Phylogenetic signal in primate behaviour, ecology and life history
Examining biological diversity in an explicitly evolutionary context has been the subject of research for several decades, yet relatively recent advances in analytical techniques and the increasing availability of species-level phylogenies, have enabled scientists to ask new questions. One such approach is to quantify phylogenetic signal to determine how trait variation is correlated with the phylogenetic relatedness of species. When phylogenetic signal is high, closely related species exhibit similar traits, and this biological similarity decreases as the evolutionary distance between species increases.
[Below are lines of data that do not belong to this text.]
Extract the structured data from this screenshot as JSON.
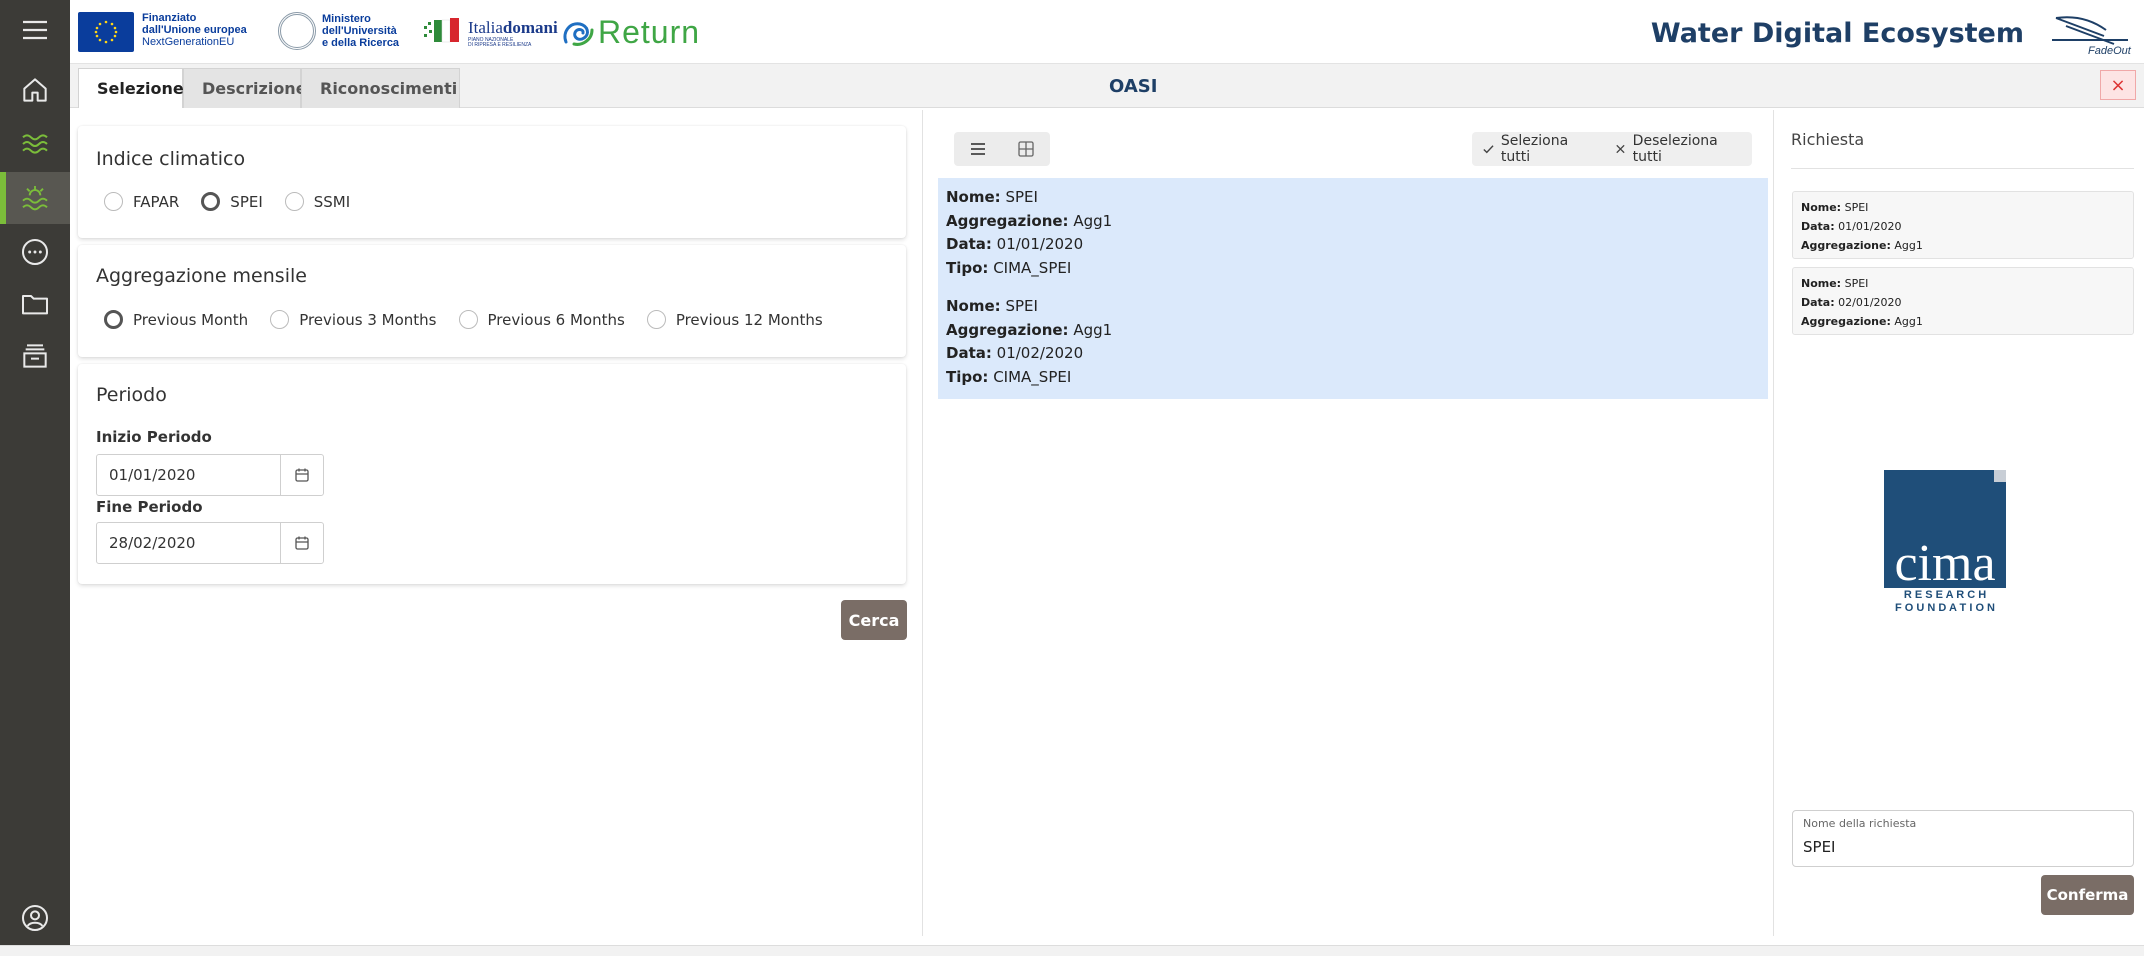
{
  "header": {
    "eu_logo_lines": [
      "Finanziato",
      "dall'Unione europea",
      "NextGenerationEU"
    ],
    "ministry_lines": [
      "Ministero",
      "dell'Università",
      "e della Ricerca"
    ],
    "italiadomani_a": "Italia",
    "italiadomani_b": "domani",
    "italiadomani_sub_lines": [
      "PIANO NAZIONALE",
      "DI RIPRESA E RESILIENZA"
    ],
    "return_logo": "Return",
    "app_title": "Water Digital Ecosystem",
    "fadeout_logo": "FadeOut"
  },
  "tabs": [
    {
      "label": "Selezione",
      "active": true
    },
    {
      "label": "Descrizione",
      "active": false
    },
    {
      "label": "Riconoscimenti",
      "active": false
    }
  ],
  "page_title": "OASI",
  "close_label": "×",
  "indice": {
    "title": "Indice climatico",
    "options": [
      {
        "label": "FAPAR",
        "checked": false
      },
      {
        "label": "SPEI",
        "checked": true
      },
      {
        "label": "SSMI",
        "checked": false
      }
    ]
  },
  "aggregazione": {
    "title": "Aggregazione mensile",
    "options": [
      {
        "label": "Previous Month",
        "checked": true
      },
      {
        "label": "Previous 3 Months",
        "checked": false
      },
      {
        "label": "Previous 6 Months",
        "checked": false
      },
      {
        "label": "Previous 12 Months",
        "checked": false
      }
    ]
  },
  "periodo": {
    "title": "Periodo",
    "start_label": "Inizio Periodo",
    "start_value": "01/01/2020",
    "end_label": "Fine Periodo",
    "end_value": "28/02/2020"
  },
  "cerca_label": "Cerca",
  "results_toolbar": {
    "select_all": "Seleziona tutti",
    "deselect_all": "Deseleziona tutti"
  },
  "field_labels": {
    "nome": "Nome:",
    "aggregazione": "Aggregazione:",
    "data": "Data:",
    "tipo": "Tipo:"
  },
  "results": [
    {
      "nome": "SPEI",
      "aggregazione": "Agg1",
      "data": "01/01/2020",
      "tipo": "CIMA_SPEI"
    },
    {
      "nome": "SPEI",
      "aggregazione": "Agg1",
      "data": "01/02/2020",
      "tipo": "CIMA_SPEI"
    }
  ],
  "richiesta": {
    "title": "Richiesta",
    "items": [
      {
        "nome": "SPEI",
        "data": "01/01/2020",
        "aggregazione": "Agg1"
      },
      {
        "nome": "SPEI",
        "data": "02/01/2020",
        "aggregazione": "Agg1"
      }
    ],
    "name_label": "Nome della richiesta",
    "name_value": "SPEI",
    "confirm_label": "Conferma"
  },
  "cima": {
    "wordmark": "cima",
    "line1": "R E S E A R C H",
    "line2": "F O U N D A T I O N"
  },
  "sidebar_icons": [
    "menu-icon",
    "home-icon",
    "waves-icon",
    "drought-icon",
    "more-icon",
    "folder-icon",
    "archive-icon",
    "user-icon"
  ],
  "colors": {
    "sidebar_bg": "#3c3b37",
    "accent_green": "#7bbd3a",
    "title_blue": "#1e3f66",
    "button_brown": "#7a6d66",
    "selected_bg": "#dbe9fb",
    "cima_blue": "#1f4e79"
  }
}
Here, we first review the concept of phylogenetic signal and suggest how to measure and interpret phylogenetic signal in species traits. Second, we quantified phylogenetic signal in primates for 31 variables, including body mass, brain size, life-history, sexual selection, social organization, diet, activity budget, ranging patterns and climatic variables. We found that phylogenetic signal varies extensively across and even within trait categories. The highest values are exhibited by brain size and body mass, moderate values are found in the degree of territoriality and canine size dimorphism, while low values are displayed by most of the remaining variables. Our results have important implications for the evolution of behaviour and ecology in primates and other vertebrates.